Je voudrais aujourd'hui tordre le cou à une autre croyance étonnante : l'idée comme quoi, pour atteindre un niveau de performance déterminé, il suffirait - j'insiste sur l'emploi du verbe suffire - de recruter des vendeurs en proportion de l'objectif à atteindre. D'un point de vue logique, c'est imparable. S'il y a 5 millions d'objectif à réaliser et qu'un commercial réalise en moyenne 500 mille, alors il faut disposer d'une capacité commerciale de 10 vendeurs. Ce raisonnement est frappé des attributs du bon sens. Est-il juste pour autant ? Disons qu'il le serait parfaitement si deux hypothèses clefs étaient réunies de façon concomitante :
- la distribution de la performance autour de la moyenne (m) est gaussienne (c'est à dire que les individus se répartissent de façon équilibrée autour de la moyenne, en fonction d'une courbe dite en cloche)
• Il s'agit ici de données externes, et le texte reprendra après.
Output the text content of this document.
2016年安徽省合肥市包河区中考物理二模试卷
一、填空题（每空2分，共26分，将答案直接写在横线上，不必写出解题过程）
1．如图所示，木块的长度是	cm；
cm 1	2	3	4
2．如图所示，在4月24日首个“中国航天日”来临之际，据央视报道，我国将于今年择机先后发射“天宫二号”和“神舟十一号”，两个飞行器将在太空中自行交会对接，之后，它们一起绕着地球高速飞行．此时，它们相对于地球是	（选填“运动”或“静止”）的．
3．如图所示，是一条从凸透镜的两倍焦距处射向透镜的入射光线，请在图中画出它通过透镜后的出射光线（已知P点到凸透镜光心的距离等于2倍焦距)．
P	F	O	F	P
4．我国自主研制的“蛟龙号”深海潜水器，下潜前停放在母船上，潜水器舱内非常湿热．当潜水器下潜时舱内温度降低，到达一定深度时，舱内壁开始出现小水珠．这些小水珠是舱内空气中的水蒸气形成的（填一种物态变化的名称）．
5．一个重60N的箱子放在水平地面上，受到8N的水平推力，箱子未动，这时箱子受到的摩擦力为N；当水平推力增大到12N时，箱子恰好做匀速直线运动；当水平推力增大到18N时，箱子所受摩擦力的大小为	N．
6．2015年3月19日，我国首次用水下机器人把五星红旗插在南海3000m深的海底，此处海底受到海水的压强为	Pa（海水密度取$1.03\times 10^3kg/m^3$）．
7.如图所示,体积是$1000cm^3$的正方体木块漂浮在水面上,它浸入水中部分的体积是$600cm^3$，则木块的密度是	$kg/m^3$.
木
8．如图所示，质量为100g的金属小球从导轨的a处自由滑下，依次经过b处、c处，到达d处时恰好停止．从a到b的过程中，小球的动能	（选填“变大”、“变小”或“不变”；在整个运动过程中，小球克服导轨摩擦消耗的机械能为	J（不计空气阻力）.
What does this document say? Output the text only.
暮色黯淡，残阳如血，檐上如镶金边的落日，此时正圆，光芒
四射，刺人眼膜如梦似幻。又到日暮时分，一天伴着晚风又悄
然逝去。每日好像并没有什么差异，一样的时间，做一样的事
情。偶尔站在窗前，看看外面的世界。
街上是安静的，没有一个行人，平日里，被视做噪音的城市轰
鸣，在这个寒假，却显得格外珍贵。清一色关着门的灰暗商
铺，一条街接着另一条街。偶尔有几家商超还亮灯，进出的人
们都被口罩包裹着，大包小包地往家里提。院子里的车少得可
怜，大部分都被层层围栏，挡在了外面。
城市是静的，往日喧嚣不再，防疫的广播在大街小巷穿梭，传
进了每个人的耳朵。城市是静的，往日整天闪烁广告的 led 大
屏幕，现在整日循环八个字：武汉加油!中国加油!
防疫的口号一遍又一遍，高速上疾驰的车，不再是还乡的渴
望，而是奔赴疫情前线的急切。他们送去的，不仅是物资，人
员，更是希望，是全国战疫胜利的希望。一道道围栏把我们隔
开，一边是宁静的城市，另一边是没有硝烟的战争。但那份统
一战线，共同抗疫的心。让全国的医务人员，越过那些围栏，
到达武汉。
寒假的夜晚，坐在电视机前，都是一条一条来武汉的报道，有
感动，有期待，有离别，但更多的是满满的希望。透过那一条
- la variabilité (σ) est faible, c'est-à-dire que la très grande majorité des indvidus est concentrée dans un intervalle centré allant de [ m - σ ] à [ m + σ ]
Au début des années 2000, alors que je pilotais à l'échelle européenne la performance des commerciaux chez un éditeur de logiciels, j'avais pu me rendre compte combien ce jeu d'hypothèses pouvait être éloigné de la réalité. Sur une période courte - un trimestre - pas plus de 20% des commerciaux avaient une performance supérieure à la moyenne et la courbe représentative de la distribution de la perfomance ressemblait plus à une branche d'hyperbole qu'à une cloche. Sur un an, le pourcentage des commerciaux ayant une performance supérieure à la moyenne augmentait, certes, mais ne dépassait pas 30%. Quant à la courbe illustrant le positionnement des commerciaux au regard de leur performance, elle ressemblait désormais à un drôle de serpent, mais sûrement pas à une courbe en cloche (voir graphique ci-dessous).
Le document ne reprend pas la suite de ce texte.